Keywords: HDAC3; Pathology Section; autoimmune diabetes; glucose tolerance; insulin; knockout.

Figure 1. Generation of β-cell-specific HDAC3 knockout mice

A. The floxed and null alleles of HDAC3 as a result of recombination between LoxP sites. B. PCR results of genotyping from tail biopsies of RIP-Cre⁻ HDAC3^fl/fl (WT), RIP-Cre⁺ HDAC3^fl/+ (HET) and RIP-Cre⁺ HDAC3^fl/fl (KO) mice. C. Dispersed islet cells from WT and KO mice were immunostained for HDAC3 (red) and insulin (green). Yellow (merged) indicates coexpression of HDAC3 and insulin. (Scale bar, 20 μm).

Figure 2. β-cell-specific deletion of HDAC3 causes higher blood glucose level, glucose intolerance and impaired insulin secretion in mice

A. Random blood glucose levels were monitored in WT (left) and KO (right) mice, each line represents an individual mouse. n = 6-7 male mice/group. B. The summary of non-fasting blood glucose levels and C. body weight monitored from 6- until 25-week of age. n = 6-7 male mice per group. The overall difference between KO and WT group was analyzed by ANOVA. D. Fasting blood glucose level was measured in 8- to 12-week-old KO and WT male mice. n = 8-12 male mice/group. Glucose tolerance test, 1g/kg body weight E. or 2g/kg body weight F., was performed on 8- to 10-week-old KO and WT mice. n = 4-6 mice/group. G. Plasma insulin levels during glucose tolerance test at the dose of 2 g/kg body weight. n = 5-6 male mice/group. Data are presented as means ± SD. (*p < 0.05, ***p < 0.001).

Figure 3. RIP-Cre.HDAC3^fl/fl mice are more susceptible to multiple low-dose STZ-induced (MLD-STZ) diabetes

Blood glucose levels throughout the MLD-STZ experiment were monitored and compared between KO and WT for all mice A., male mice C. or female mice E., respectively. Diabetes incidence was monitored and compared between KO and WT mice in all mice B., male mice D. or female mice F., respectively. Data are presented as means ± SD. (*p < 0.05, **p < 0.01).

Figure 4. Histopathological analysis of islets of β-cell-specific HDAC3 KO mice

Pancreatic sections were stained with hematoxylin and eosin from WT and KO mice without STZ treatment A. and B. or 25 days after STZ injection C. and D., scale bar, 100 μm.). Islet area relative to total pancreas was evaluated and compared between KO and WT mice of untreated E., or 25 days after STZ treatment F.. n = 10-13 mice per group. Pancreatic insulin content was measure and compared between 8-12-week-old untreated KO and WT mice. n = 4-5 mice per group G.. The relative viability of Min6 cells transfected with non-targeting sequence siRNA or HDAC3-specific siRNA was compared using MTT assay H.. (*p < 0.05, **p < 0.01).

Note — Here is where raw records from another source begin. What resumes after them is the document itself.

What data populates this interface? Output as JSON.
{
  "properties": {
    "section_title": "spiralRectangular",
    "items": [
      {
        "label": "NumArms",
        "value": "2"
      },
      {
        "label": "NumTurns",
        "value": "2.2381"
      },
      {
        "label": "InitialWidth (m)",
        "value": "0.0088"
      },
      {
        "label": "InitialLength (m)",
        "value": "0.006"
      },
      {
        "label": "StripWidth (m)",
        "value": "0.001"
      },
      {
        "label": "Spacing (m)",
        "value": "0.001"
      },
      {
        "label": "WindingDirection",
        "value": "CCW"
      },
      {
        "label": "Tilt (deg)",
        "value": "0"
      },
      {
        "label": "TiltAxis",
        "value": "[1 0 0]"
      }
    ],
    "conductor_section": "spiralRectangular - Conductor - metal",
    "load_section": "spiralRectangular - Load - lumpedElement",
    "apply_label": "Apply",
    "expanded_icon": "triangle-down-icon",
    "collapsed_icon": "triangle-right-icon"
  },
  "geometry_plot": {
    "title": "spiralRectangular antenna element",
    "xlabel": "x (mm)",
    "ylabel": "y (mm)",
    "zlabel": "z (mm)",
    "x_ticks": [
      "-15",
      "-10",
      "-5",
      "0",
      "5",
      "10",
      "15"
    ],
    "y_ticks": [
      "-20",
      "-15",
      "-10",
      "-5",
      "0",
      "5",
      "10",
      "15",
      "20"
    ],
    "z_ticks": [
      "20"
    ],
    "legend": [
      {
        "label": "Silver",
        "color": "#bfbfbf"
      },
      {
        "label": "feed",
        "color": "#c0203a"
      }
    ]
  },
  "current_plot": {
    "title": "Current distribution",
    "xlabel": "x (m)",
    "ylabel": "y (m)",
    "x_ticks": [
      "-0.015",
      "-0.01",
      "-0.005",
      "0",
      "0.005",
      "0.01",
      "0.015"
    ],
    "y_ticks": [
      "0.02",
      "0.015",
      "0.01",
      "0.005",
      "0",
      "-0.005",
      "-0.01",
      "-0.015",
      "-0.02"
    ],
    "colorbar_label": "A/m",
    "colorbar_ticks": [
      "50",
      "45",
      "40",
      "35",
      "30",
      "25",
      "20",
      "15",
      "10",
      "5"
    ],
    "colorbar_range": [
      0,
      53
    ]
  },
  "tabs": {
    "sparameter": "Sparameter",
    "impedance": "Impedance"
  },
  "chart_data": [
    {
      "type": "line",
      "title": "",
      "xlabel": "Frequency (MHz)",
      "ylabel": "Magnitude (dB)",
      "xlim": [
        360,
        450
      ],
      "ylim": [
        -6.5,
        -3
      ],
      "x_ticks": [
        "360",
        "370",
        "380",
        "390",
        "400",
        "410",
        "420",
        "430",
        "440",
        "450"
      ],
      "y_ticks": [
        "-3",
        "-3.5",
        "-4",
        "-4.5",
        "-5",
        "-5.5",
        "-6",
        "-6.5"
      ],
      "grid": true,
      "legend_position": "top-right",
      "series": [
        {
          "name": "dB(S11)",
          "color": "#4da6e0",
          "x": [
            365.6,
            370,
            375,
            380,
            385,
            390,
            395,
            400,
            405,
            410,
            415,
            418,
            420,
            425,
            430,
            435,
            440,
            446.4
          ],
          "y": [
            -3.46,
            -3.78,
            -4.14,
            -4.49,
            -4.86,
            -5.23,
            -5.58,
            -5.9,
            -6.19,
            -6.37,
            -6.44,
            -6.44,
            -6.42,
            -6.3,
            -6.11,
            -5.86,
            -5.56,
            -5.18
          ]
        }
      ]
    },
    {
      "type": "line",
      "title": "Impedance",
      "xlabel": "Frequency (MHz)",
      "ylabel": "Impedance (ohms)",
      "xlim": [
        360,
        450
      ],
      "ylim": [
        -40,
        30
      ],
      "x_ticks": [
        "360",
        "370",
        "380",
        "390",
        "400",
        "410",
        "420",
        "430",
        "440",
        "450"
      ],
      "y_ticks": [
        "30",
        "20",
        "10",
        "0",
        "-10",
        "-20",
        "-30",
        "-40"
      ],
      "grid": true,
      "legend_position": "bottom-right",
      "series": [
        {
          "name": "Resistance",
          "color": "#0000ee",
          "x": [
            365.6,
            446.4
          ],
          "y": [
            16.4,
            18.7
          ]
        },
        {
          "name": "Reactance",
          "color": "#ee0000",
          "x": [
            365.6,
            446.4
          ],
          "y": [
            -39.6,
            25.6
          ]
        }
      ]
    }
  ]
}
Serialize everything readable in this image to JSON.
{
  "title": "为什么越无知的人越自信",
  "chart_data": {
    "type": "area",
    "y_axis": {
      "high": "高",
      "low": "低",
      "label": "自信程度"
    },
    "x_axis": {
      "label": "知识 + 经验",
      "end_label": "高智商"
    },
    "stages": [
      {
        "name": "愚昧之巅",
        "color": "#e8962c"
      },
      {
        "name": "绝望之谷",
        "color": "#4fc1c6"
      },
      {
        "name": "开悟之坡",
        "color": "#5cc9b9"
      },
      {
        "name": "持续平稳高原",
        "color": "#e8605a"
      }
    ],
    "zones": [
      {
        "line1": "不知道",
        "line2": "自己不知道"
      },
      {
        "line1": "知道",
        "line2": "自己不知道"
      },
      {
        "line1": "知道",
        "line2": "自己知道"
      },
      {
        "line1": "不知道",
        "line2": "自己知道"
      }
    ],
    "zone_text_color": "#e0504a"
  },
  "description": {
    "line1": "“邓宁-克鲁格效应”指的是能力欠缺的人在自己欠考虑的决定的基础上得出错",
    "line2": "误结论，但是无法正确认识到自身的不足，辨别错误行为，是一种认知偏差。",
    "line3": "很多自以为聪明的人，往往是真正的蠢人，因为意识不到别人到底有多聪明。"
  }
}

Figure 5. SOCS3 upregulation by HDAC3 depletion in islet β-cells contributes to insulin production defect

A. Real-time PCR analysis of insulin related gene mRNA changes in HDAC3 silenced Min6 cells. B. Real-time PCR analysis of changed SOCS3 mRNA levels in HDAC3 KO and WT control mice. C. CHIP assays were performed with Min6 cells. Chromatin was immunoprecipitated with anti-HDAC3 or rabbit IgG control antibody, and precipitated DNA was used as a template to detect the SOCS3 promoter. Nonimmunoprecipitated sample served as an input control. D. Flow cytometry analysis of Min6 cells with HDAC3 or SOCS3 silencing. E. Real-time PCR analysis of Insulin1 and Insulin2 mRNA levels in different siRNA transfected Min6 cells. Insulin content F. and glucose stimulated insulin secretion F. of Min6 cells with silenced HDAC3, SOCS3 or both. Data are presented as means ± SD. (*p < 0.05, **p < 0.01).